It’s been more than 30 years since Tom Rowlands and Ed Simons first took to the electronic music scene with a bold, infectious evolution of the UK’s burgeoning ‘big beat’ style. Now on their tenth album and never failing to challenge and innovate, their performances have risen to overwhelming, titanic proportions.
With standing tickets at the O2 having sold out in a matter of hours, a dark sea of dance music fans has gathered as if on a pilgrimage to a higher state of being. At the strike of nine, a drone rises, leading into the chest-shaking beat drop of synth-rap opener Go, and the arena explodes into light. This is the experience of their live shows today, their vast and diverse repertoire completed by equally colourful and outlandish visuals by collaborators Smith and Lyall, who have developed into an indispensable part of the band’s image and appeal. The following 2 hours are a joyful sensory bombardment, ranging from elegant and dreamlike, to lurid and unsettling, to utterly euphoric.

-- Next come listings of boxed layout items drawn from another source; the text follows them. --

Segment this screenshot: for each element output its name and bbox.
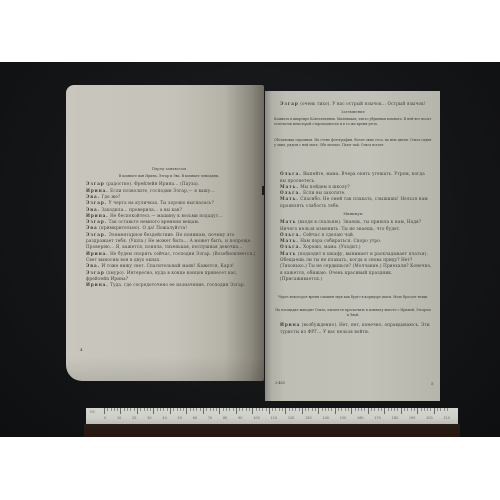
dialogue-text: Спасибо. Не смей так плакать, слышишь! Н… [280, 196, 428, 207]
speaker-name: Мать. [280, 238, 299, 243]
right-page: Эзгар (очень тихо). У вас острый язычок.… [265, 91, 440, 401]
dialogue-text: Мы пойдем в школу? [300, 184, 350, 189]
dialogue-line: Мать (подходит к шкафу, вынимает и раскл… [274, 251, 432, 282]
speaker-name: Ирина. [86, 251, 109, 256]
ruler-label: 130 [305, 416, 311, 420]
dialogue-text: Если позволите, господин Эзгар,— я вашу.… [110, 188, 215, 193]
ruler-label: 90 [238, 416, 242, 420]
right-page-heading: Затемнение [274, 110, 432, 114]
dialogue-line: Ирина. Туда, где сосредоточено ее назнач… [80, 282, 258, 288]
stage-note-1: Через некоторое время слышен звук как бу… [274, 295, 432, 304]
dialogue-line: Мать (входя в спальню). Знаешь, ты пришл… [274, 219, 432, 232]
dialogue-text: Туда, где сосредоточено ее назначение, г… [110, 282, 245, 287]
speaker-name: Эзгар [86, 181, 105, 186]
speaker-name: Ольга. [280, 244, 302, 249]
speaker-name: Эзгар. [86, 219, 107, 224]
speaker-name: Мать. [280, 184, 299, 189]
speaker-name: Мать [280, 219, 296, 224]
dialogue-text: (примирительно). О да! Пожалуйста! [99, 225, 187, 230]
stage-paragraph-2: Обстановка скромная. На стене фотографии… [274, 138, 432, 169]
dialogue-text: И тоже вижу свет. Спасительный маяк! Каж… [102, 263, 235, 268]
speaker-name: Ирина. [86, 213, 109, 218]
ruler-brand: MS [90, 410, 95, 414]
dialogue-text: У черта на куличках. Ты хорошо выспалась… [109, 200, 214, 205]
dialogue-line: Эзгар (очень тихо). У вас острый язычок.… [274, 101, 432, 107]
speaker-name: Эва. [86, 194, 100, 199]
ruler-label: 100 [253, 416, 259, 420]
ruler-label: 120 [288, 416, 294, 420]
ruler-label: 80 [223, 416, 227, 420]
speaker-name: Ольга. [280, 190, 302, 195]
speaker-name: Ирина. [86, 188, 109, 193]
speaker-name: Эва [86, 225, 98, 230]
dialogue-text: Выпейте, мама. Вчера опять утешать. Утро… [280, 171, 425, 182]
dialogue-text: Не будем спорить сейчас, господин Эзгар.… [86, 251, 256, 262]
dialogue-list-1: Ольга. Выпейте, мама. Вчера опять утешат… [274, 171, 432, 209]
speaker-name: Ольга. [280, 171, 302, 176]
speaker-name: Мать [280, 251, 296, 256]
dialogue-text: Так оставьте немного времени вещам. [109, 219, 200, 224]
dialogue-line: Ирина (возбужденно). Нет, нет, конечно, … [274, 322, 432, 341]
ruler-labels: 0102030405060708090100110120130140150160… [104, 416, 450, 420]
ruler-label: 30 [147, 416, 151, 420]
ruler-area: MS 0102030405060708090100110120130140150… [0, 380, 500, 437]
dialogue-list: Эзгар (радостно). Фрейлейн Ирина... (Пау… [80, 181, 258, 353]
ruler-label: 170 [374, 416, 380, 420]
dialogue-text: Заходила... проверила... а вы как? [102, 207, 183, 212]
dialogue-line: Мать. Спасибо. Не смей так плакать, слыш… [274, 196, 432, 209]
dialogue-text: Хорошо, мама. (Уходит.) [303, 244, 361, 249]
speaker-name: Эва. [86, 263, 100, 268]
dialogue-list-2: Мать (входя в спальню). Знаешь, ты пришл… [274, 219, 432, 289]
right-page-text: Эзгар (очень тихо). У вас острый язычок.… [274, 101, 432, 341]
left-page-heading: Перед занавесом [80, 167, 258, 171]
speaker-name: Эзгар. [86, 232, 107, 237]
dialogue-text: Сейчас я сделаю чай. [303, 232, 354, 237]
speaker-name: Эва. [86, 207, 100, 212]
ruler-label: 20 [132, 416, 136, 420]
ruler-label: 70 [208, 416, 212, 420]
dialogue-line: Эзгар. Элементарное бездействие. Не пони… [80, 232, 258, 251]
dialogue-text: Нам пора собираться. Скоро утро. [300, 238, 381, 243]
dialogue-text: (подходит к шкафу, вынимает и раскладыва… [280, 251, 432, 281]
ruler-label: 0 [104, 416, 106, 420]
ruler-label: 200 [426, 416, 432, 420]
speaker-name: Ольга. [280, 232, 302, 237]
speaker-name: Мать. [280, 196, 299, 201]
left-page: Перед занавесом В комнате пан Ирина, Эзг… [66, 85, 264, 381]
ruler-label: 40 [162, 416, 166, 420]
ruler-label: 180 [392, 416, 398, 420]
dialogue-line: Ольга. Выпейте, мама. Вчера опять утешат… [274, 171, 432, 184]
ruler-label: 150 [340, 416, 346, 420]
stage-paragraph-1: Комната в квартире Константинов. Маленьк… [274, 117, 432, 135]
left-page-text: Перед занавесом В комнате пан Ирина, Эзг… [80, 167, 258, 353]
dialogue-line: Эзгар (хмуро). Интересно, куда в конце к… [80, 270, 258, 283]
ruler: MS 0102030405060708090100110120130140150… [86, 408, 458, 424]
ruler-label: 50 [178, 416, 182, 420]
ruler-label: 190 [409, 416, 415, 420]
speaker-name: Эзгар [86, 270, 105, 275]
ruler-label: 10 [117, 416, 121, 420]
dialogue-text: (хмуро). Интересно, куда в конце концов … [86, 270, 238, 281]
dialogue-text: (очень тихо). У вас острый язычок... Ост… [300, 101, 426, 106]
speaker-name: Ирина [280, 322, 300, 327]
ruler-label: 140 [322, 416, 328, 420]
dialogue-text: (входя в спальню). Знаешь, ты пришла к н… [280, 219, 421, 230]
speaker-name: Эзгар. [86, 200, 107, 205]
ruler-shadow-base [84, 424, 460, 437]
photo-scene: Перед занавесом В комнате пан Ирина, Эзг… [0, 62, 500, 437]
speaker-name: Ирина. [86, 282, 109, 287]
ruler-ticks [104, 408, 450, 416]
dialogue-text: (возбужденно). Нет, нет, конечно, оправд… [280, 322, 430, 333]
dialogue-text: Элементарное бездействие. Не понимаю, по… [86, 232, 252, 250]
dialogue-text: Где же? [102, 194, 121, 199]
ruler-label: 210 [444, 416, 450, 420]
ruler-label: 60 [193, 416, 197, 420]
ruler-tick [447, 408, 450, 411]
ruler-label: 160 [357, 416, 363, 420]
stage-note-2: На площадке выходит Ольга, пытается прос… [274, 308, 432, 317]
dialogue-text: Если вы захотите. [303, 190, 346, 195]
ruler-label: 110 [271, 416, 277, 420]
left-page-number: 4 [80, 347, 83, 352]
dialogue-text: (радостно). Фрейлейн Ирина... (Пауза). [106, 181, 199, 186]
speaker-name: Эзгар [280, 101, 299, 106]
dialogue-text: Не беспокойтесь — машину к восьми подаду… [110, 213, 223, 218]
dialogue-line: Ирина. Не будем спорить сейчас, господин… [80, 251, 258, 264]
right-page-heading-2: Минимум [274, 212, 432, 216]
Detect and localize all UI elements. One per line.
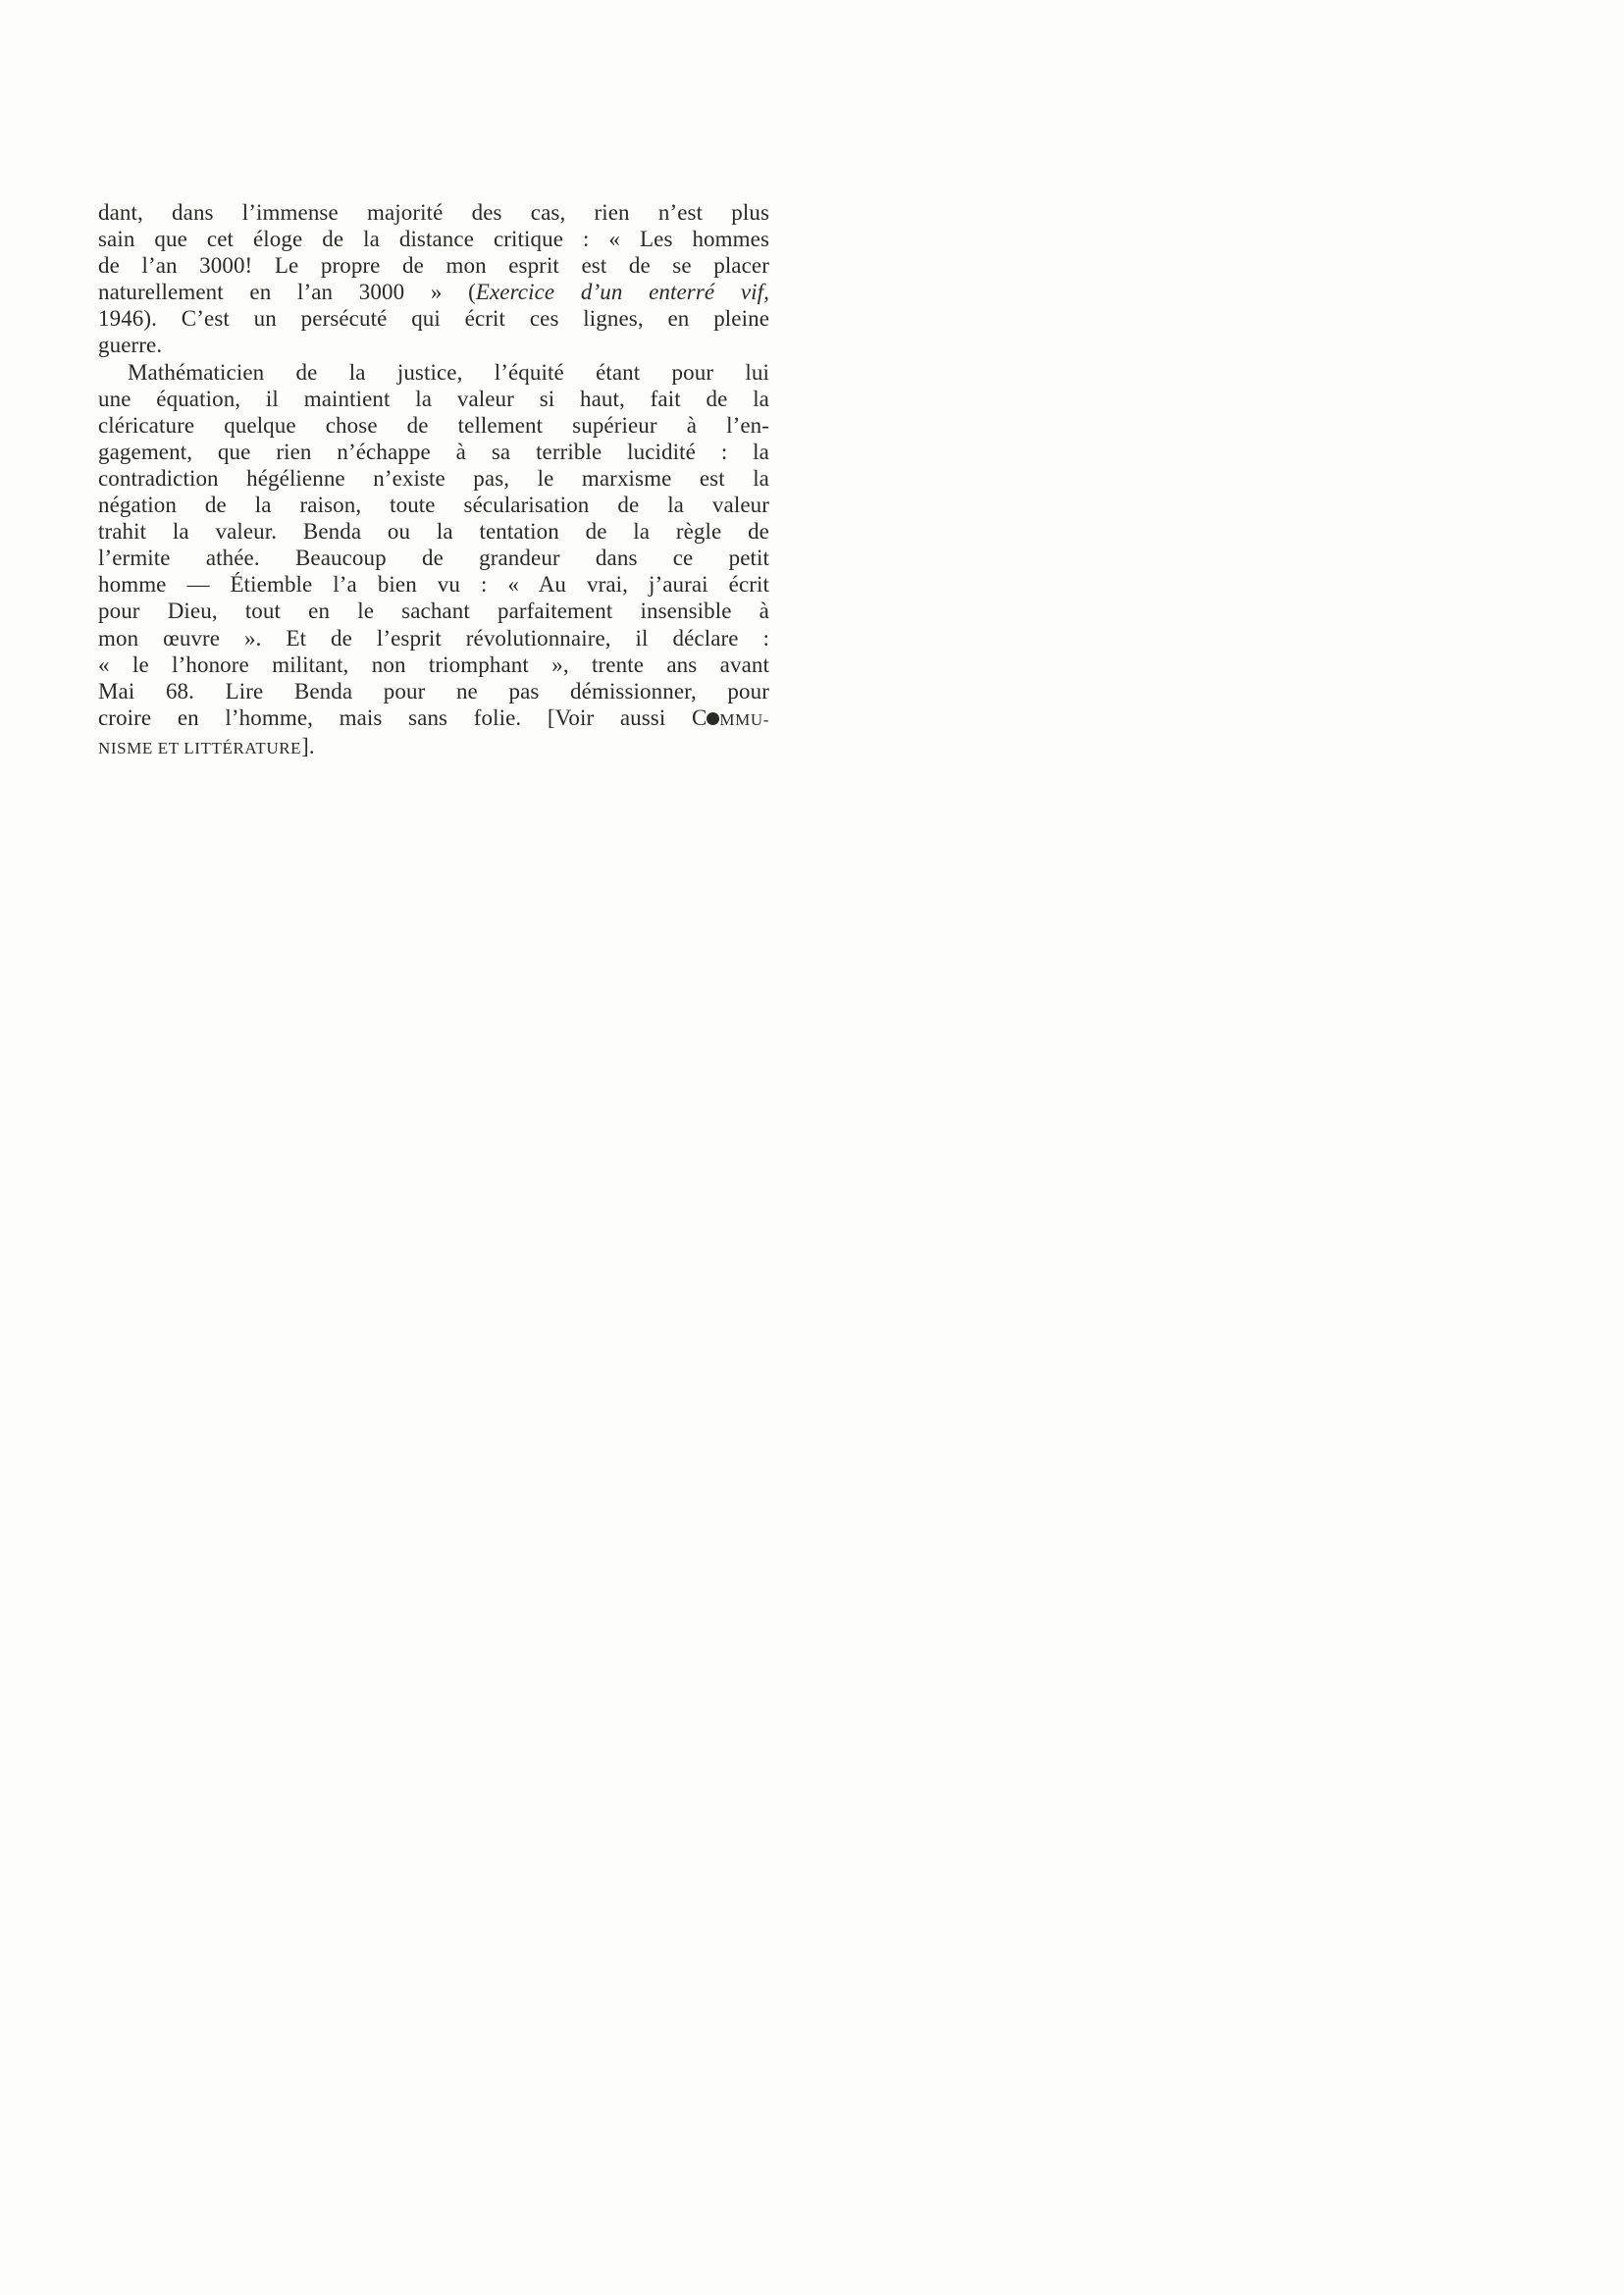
- text-segment: contradiction hégélienne n’existe pas, l…: [98, 466, 769, 491]
- text-line: pour Dieu, tout en le sachant parfaiteme…: [98, 598, 769, 624]
- text-line: l’ermite athée. Beaucoup de grandeur dan…: [98, 545, 769, 571]
- text-line: une équation, il maintient la valeur si …: [98, 386, 769, 412]
- text-segment: dant, dans l’immense majorité des cas, r…: [98, 200, 769, 225]
- text-segment: cléricature quelque chose de tellement s…: [98, 413, 769, 438]
- text-line: trahit la valeur. Benda ou la tentation …: [98, 518, 769, 545]
- text-line: contradiction hégélienne n’existe pas, l…: [98, 465, 769, 492]
- text-segment: gagement, que rien n’échappe à sa terrib…: [98, 440, 769, 464]
- text-segment: croire en l’homme, mais sans folie. [Voi…: [98, 705, 707, 730]
- text-line: NISME ET LITTÉRATURE].: [98, 733, 769, 761]
- text-segment: négation de la raison, toute sécularisat…: [98, 493, 769, 517]
- text-line: gagement, que rien n’échappe à sa terrib…: [98, 439, 769, 465]
- text-segment: une équation, il maintient la valeur si …: [98, 387, 769, 411]
- text-line: sain que cet éloge de la distance critiq…: [98, 226, 769, 252]
- text-segment: « le l’honore militant, non triomphant »…: [98, 652, 769, 677]
- text-line: croire en l’homme, mais sans folie. [Voi…: [98, 704, 769, 733]
- text-line: homme — Étiemble l’a bien vu : « Au vrai…: [98, 571, 769, 598]
- text-line: guerre.: [98, 332, 769, 358]
- ink-blob-letter: O: [707, 712, 719, 725]
- text-segment: NISME ET LITTÉRATURE: [98, 739, 301, 757]
- text-line: négation de la raison, toute sécularisat…: [98, 492, 769, 518]
- text-segment: trahit la valeur. Benda ou la tentation …: [98, 519, 769, 544]
- text-segment: de l’an 3000! Le propre de mon esprit es…: [98, 253, 769, 278]
- text-line: dant, dans l’immense majorité des cas, r…: [98, 199, 769, 226]
- text-segment: sain que cet éloge de la distance critiq…: [98, 227, 769, 251]
- text-segment: pour Dieu, tout en le sachant parfaiteme…: [98, 599, 769, 623]
- text-column: dant, dans l’immense majorité des cas, r…: [98, 199, 769, 761]
- text-segment: Mathématicien de la justice, l’équité ét…: [128, 360, 769, 385]
- paragraph: Mathématicien de la justice, l’équité ét…: [98, 359, 769, 761]
- text-segment: naturellement en l’an 3000 » (: [98, 280, 476, 304]
- text-segment: guerre.: [98, 333, 162, 357]
- paragraph: dant, dans l’immense majorité des cas, r…: [98, 199, 769, 359]
- text-line: de l’an 3000! Le propre de mon esprit es…: [98, 252, 769, 279]
- text-line: cléricature quelque chose de tellement s…: [98, 412, 769, 439]
- text-line: « le l’honore militant, non triomphant »…: [98, 652, 769, 678]
- text-line: 1946). C’est un persécuté qui écrit ces …: [98, 305, 769, 332]
- text-line: mon œuvre ». Et de l’esprit révolutionna…: [98, 625, 769, 652]
- text-segment: mon œuvre ». Et de l’esprit révolutionna…: [98, 626, 769, 651]
- text-segment: ].: [301, 734, 315, 758]
- text-line: Mathématicien de la justice, l’équité ét…: [98, 359, 769, 386]
- text-line: Mai 68. Lire Benda pour ne pas démission…: [98, 678, 769, 704]
- text-line: naturellement en l’an 3000 » (Exercice d…: [98, 279, 769, 305]
- text-segment: Mai 68. Lire Benda pour ne pas démission…: [98, 679, 769, 704]
- text-segment: 1946). C’est un persécuté qui écrit ces …: [98, 306, 769, 331]
- text-segment: Exercice d’un enterré vif,: [476, 280, 769, 304]
- text-segment: l’ermite athée. Beaucoup de grandeur dan…: [98, 546, 769, 570]
- text-segment: MMU-: [719, 710, 769, 729]
- text-segment: homme — Étiemble l’a bien vu : « Au vrai…: [98, 572, 769, 597]
- scanned-page: dant, dans l’immense majorité des cas, r…: [0, 0, 1624, 2295]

People, creatures and patterns leap across the screen like a rave ballet - confetti rain accompanies a strobe fusillade during the seismic buildup of Got to Keep On; huge balloons are dispatched into the arena for the bombastic release of Saturate; the iconic and enduring red and blue robots turn Chemical Beats into a gnarly acid house extravaganza. Along with the timeless heavy-hitters making an inevitable return, a number of new additions to their setlist make for unexpected highlights. Goodbye is both kinetically forceful and surprisingly touching, its cavernous payoffs making for a cathedral-like live experience. Equally touching is The Darkness That You Fear, its looping mantras inviting the audience to let go and lose themselves in the beautiful flow of a music crowd, accompanied by gorgeous rainbows bursting out overhead. Nothing, however, quite compares to the absolute freakout of oft-overlooked masterpiece The Private Psychedelic Reel, which closes out the set with a rapture of distorted breakbeats, Beatles-esque sitar drones, sound effects flying past at warp speed, and about 3 different clarinet solos(!), all set to religious depictions of the triumph of good over evil. As the band’s closing motto of ‘love is all’ flashes up on screen, you’re left on a buzzing high of adrenaline, serotonin and, purely through being in that crowd, love. This is what live electronic music can and should be, and there’s no one out there doing it quite like the Brothers.